Stützstrümpfe sind im Möhringer Freibad unerwünscht Foto: Archiv Kai Müller

Im Möhringer Freibad wurde einem Gast mit Kompressionsstrümpfen das Schwimmen untersagt – aus hygienischen Gründen.

Möhringen - Es sollte eine Wohltat sein. Wenige Wochen nach seiner Krampfadern-Operation im April stand Peter Konrad am Beckenrand des Möhringer Freibads. Seine Ärztin hatte ihm geraten, schwimmen zu gehen, sobald seine Wunde verheilt ist. Bewegung unter Wasser übt einen heilsamen Druck auf schwaches Venengewebe aus. Genau wie die Kompressionsstrumpfhose, die Konrad – seinen echten Namen will er nicht in der Zeitung lesen – noch für Wochen tragen muss.

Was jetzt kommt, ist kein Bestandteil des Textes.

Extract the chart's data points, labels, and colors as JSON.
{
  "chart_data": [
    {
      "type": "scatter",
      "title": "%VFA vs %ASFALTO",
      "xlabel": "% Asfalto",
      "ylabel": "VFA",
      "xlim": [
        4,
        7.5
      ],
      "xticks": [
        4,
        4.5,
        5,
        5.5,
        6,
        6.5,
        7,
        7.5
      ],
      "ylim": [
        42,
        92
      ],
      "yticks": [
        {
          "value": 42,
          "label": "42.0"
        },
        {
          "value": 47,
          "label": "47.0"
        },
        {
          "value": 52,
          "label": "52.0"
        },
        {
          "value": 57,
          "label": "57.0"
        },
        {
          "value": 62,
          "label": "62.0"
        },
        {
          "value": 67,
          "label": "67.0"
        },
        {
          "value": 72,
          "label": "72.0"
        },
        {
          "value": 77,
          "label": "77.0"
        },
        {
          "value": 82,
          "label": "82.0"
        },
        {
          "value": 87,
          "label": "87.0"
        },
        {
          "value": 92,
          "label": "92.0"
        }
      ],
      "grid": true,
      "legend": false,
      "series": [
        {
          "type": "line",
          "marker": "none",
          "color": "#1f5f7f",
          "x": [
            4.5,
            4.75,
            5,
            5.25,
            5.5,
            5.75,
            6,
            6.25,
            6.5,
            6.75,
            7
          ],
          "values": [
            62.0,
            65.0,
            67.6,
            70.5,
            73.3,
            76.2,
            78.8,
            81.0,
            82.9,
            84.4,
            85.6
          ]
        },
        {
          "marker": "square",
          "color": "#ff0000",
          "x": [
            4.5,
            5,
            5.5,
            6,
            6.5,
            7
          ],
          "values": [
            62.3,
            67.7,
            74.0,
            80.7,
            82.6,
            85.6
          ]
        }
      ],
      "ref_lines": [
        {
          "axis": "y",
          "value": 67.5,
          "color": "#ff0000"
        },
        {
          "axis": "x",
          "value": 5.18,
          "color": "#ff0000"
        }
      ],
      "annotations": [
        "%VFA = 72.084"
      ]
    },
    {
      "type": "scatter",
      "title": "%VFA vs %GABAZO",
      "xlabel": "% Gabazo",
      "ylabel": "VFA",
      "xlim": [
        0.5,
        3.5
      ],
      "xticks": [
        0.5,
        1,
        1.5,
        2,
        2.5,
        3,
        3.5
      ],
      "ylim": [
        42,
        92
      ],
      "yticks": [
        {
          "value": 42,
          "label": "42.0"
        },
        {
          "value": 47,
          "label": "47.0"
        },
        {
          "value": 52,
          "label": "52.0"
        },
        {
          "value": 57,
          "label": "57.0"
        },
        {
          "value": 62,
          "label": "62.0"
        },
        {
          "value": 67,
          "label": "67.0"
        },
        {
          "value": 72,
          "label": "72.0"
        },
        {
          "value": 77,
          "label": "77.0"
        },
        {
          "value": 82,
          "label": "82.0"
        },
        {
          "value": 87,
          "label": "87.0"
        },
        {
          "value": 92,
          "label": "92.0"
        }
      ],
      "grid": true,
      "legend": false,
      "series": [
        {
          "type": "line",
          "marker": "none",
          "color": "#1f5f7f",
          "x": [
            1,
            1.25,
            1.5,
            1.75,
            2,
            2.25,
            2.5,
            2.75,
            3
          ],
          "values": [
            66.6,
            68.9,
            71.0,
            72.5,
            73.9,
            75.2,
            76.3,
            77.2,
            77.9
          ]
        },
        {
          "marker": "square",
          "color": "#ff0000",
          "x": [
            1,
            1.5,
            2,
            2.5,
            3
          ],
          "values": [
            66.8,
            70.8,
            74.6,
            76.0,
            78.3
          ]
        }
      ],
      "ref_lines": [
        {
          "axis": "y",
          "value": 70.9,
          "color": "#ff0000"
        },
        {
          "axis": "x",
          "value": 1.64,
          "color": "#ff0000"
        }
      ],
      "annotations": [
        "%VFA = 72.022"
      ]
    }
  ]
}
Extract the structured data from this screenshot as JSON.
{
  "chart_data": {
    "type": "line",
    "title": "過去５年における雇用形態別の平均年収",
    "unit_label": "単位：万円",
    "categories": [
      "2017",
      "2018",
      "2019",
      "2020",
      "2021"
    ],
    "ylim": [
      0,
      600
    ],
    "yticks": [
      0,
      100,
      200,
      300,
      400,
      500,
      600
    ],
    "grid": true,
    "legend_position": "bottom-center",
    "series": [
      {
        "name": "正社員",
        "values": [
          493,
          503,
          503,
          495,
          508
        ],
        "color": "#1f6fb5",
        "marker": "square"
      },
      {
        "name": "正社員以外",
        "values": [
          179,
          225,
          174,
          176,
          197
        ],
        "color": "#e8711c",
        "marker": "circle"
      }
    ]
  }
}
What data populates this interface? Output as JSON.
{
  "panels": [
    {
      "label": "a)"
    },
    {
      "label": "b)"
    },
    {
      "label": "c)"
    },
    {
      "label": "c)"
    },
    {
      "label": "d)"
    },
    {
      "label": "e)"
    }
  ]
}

Ein Bademeister des Möhringer Freibads störte sich ausgerechnet an dem heilsamen Stück Gummi. „Solange ich die Strumpfhose anhabe, darf ich nicht ins Wasser, hieß es“, sagt Konrad. Das medizinische Hilfsmittel auszuziehen, wäre für den Venenkranken wohl noch möglich gewesen, sagt Konrads Ärztin Gisela Dahl. „Sie wieder über der feuchten Haut ohne Hilfe anzulegen, ist dagegen fast ein Ding der Unmöglichkeit.“ Dahl ist erstaunt, dass die Bäderbetriebe der Stadt tatsächlich das Tragen solche Strumpfhosen aus hygienischen Gründen verbieten. Schließlich würden sie jeden Morgen und jeden Abend gewechselt. Noch weniger nachvollziehen kann sie eine weitere Begründung der Bäderbetriebe: Kompressionsstrümpfe würden im Wasser Hautschäden verursachen. Der doppelte Druck von Strumpfhose und Wasser sei für schwache Venen nach Angaben des Gesundheitsamtes angeblich zu viel des Guten. „Das stimmt so nicht“, sagt die Ärztin Gisela Dahl.

Müssen Träger von Stützstrümpfen Freibäder meiden?

Dahl stellt die Frage, ob Kranke in Stuttgart auch ein Freibad meiden müssen, wenn sie Kompressionsstrumpfhosen auf Dauer tragen müssen: „Was ist beispielsweise mit Menschen, die unter einem Lymphödem leiden?“ Dabei staut sich sehr oft in den Beinen die Lymphflüssigkeit und verursacht geschwollene Beine. Die Betroffenen müssen Kompressionsstrümpfe regelmäßig tragen, um den Rückstrom des Blutes zum Herzen zu erleichtern.

„Viele meiden die Freibäder ohnehin“

Anita Grube, die stellvertretende Geschäftsführerin der Bäderbetriebe, gibt zu, dass die Stadt mit ihrer Regelung so manchen Kranken ausschließen könnte. So ein Fall sei allerdings noch nie an der Bäderbetriebe herangetragen worden. „Ich werde mich informieren, wie das anderswo geregelt ist.“ Die Ärztin Gisela Dahl erstaunt es nicht, dass sich die Kranken noch nicht über das Verbot beschwert haben. „Viele gehen davon aus, dass sie nicht erwünscht sind und meiden die Bäder ohnehin.“

Das wird künftig auch Peter Konrad tun. Er muss den Gummistrumpf allerdings nur bis August tragen und darf dann wieder ins Freibad. Bis dahin will er viel Rad fahren. „Das ist auch gut für die Venen.“ Außerdem sieht dann keiner, dass Konrad eine Gummistrumpfhose trägt.